Circuses were originally in wooden structures, which were especially popular in England. Bigger cities in the United States, such as New York and Philadelphia, also became home to these structures. But America did not become known for its stationary circuses, but for the traveling circus. In 1825, Joshuah Purdy Brown became the first to replace the wooden building with a canvas tent. Within a decade this became the norm. Brown also is noteworthy because he added an African elephant to his show. Other exotic animals were soon added, and menageries became commonplace in circuses. The Zoological Institute was formed in 1835, solidifying the traveling circus format. Circuses in the United States became more business oriented, in contrast to those in Europe that were usually controlled by families.
Equestrians were still the stars of circuses into the mid-nineteenth century when acrobats began getting more of the attention. Tight-rope dancers were some of the first acrobats, and the trapeze was soon developed, which became one of the most prized parts of the circus. By the time that World War I ended, equestrians were no longer part of circuses.

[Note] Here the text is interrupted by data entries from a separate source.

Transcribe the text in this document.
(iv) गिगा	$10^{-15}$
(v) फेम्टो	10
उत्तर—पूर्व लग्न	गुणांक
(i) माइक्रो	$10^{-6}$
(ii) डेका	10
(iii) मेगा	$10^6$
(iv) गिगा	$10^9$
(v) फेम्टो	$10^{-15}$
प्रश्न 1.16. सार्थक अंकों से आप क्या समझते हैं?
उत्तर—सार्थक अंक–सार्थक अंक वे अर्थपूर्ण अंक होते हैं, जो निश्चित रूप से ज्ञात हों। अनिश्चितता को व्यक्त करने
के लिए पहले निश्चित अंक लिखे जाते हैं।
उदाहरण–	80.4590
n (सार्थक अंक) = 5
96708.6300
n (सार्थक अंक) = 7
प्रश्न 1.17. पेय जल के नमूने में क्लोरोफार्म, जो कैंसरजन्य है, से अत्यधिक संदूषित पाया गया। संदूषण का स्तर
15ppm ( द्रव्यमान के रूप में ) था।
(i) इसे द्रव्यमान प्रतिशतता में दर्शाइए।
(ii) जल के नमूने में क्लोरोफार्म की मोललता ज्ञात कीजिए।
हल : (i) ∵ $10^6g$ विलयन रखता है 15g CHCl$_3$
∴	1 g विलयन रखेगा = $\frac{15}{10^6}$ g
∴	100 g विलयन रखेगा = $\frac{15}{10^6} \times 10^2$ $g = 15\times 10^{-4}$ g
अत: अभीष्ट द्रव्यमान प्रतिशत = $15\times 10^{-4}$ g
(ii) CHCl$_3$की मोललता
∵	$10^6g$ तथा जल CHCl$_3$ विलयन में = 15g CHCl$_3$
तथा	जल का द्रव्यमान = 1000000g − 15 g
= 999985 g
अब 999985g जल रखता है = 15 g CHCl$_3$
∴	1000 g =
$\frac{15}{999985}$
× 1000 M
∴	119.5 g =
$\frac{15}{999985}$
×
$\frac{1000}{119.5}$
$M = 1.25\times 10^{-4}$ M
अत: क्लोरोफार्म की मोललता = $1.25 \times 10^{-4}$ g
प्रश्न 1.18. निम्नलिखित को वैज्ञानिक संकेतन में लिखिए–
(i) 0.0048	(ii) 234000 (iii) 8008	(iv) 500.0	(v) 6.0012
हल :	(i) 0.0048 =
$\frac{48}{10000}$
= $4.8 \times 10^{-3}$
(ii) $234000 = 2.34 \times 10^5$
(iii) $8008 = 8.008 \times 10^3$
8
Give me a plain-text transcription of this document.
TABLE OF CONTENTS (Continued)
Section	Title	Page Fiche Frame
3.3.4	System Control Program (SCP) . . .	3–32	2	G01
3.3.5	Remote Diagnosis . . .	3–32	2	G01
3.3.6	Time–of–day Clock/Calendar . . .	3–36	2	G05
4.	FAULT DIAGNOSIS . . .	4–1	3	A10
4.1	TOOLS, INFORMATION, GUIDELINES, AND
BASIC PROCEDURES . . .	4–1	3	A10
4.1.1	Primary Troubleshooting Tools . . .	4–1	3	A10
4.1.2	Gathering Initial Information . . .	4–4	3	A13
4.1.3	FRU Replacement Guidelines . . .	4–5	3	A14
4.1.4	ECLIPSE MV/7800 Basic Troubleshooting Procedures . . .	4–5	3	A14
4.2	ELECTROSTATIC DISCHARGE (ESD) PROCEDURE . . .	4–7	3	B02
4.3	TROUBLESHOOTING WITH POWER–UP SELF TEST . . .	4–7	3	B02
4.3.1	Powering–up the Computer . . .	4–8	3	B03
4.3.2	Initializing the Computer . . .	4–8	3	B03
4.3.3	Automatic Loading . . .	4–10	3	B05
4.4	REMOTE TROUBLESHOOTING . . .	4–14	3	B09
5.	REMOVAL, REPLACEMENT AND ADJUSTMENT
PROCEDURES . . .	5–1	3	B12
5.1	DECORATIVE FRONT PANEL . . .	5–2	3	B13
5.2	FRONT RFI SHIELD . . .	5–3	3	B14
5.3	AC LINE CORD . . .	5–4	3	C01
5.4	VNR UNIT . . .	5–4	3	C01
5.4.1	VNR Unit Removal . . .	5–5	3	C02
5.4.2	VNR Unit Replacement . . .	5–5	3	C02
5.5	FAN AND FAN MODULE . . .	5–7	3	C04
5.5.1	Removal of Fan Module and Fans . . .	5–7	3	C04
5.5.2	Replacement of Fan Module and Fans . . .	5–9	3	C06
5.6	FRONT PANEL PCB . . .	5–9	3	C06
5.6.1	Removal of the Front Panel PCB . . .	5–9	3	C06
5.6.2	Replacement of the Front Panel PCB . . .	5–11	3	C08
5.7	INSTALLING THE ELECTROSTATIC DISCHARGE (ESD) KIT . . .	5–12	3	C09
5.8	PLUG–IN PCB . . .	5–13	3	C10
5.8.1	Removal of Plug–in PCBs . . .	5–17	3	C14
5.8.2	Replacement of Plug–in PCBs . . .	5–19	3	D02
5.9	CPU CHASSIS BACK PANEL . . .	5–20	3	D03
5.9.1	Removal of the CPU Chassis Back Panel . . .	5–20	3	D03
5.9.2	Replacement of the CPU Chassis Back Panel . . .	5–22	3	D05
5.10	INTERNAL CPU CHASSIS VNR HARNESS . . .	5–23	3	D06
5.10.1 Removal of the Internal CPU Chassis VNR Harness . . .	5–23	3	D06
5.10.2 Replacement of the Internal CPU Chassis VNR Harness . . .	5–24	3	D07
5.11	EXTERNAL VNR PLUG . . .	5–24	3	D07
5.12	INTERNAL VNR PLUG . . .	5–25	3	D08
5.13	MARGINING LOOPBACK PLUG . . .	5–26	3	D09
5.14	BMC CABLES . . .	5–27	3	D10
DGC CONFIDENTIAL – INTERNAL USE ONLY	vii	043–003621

In 1871, Phineas Taylor Barnum and William Cameron Coup formed P.T. Barnum's Museum, Menagerie & Circus. The "museum" of this traveling circus show came to be known as a sideshow and included animal and human oddities. The following year the circus began traveling by train, and a second ring was also added to the circus. A third ring was added in 1881, and eventually even more rings were added. This was done so that more people could conveniently watch the circus. Also in 1881, Barnum merged with James Bailey, and the Barnum and Bailey Circus was soon formed.
Another large circus in the late-nineteenth century was the Ringling Brothers Circus. It merged with Barnum and Bailey in 1919 to form the Ringling Bros. and Barnum & Bailey Circus. Although this circus closed down in 2017, and controversy has surrounded the use of some animals in circuses, many circuses remain, and contemporary circuses are also now popular.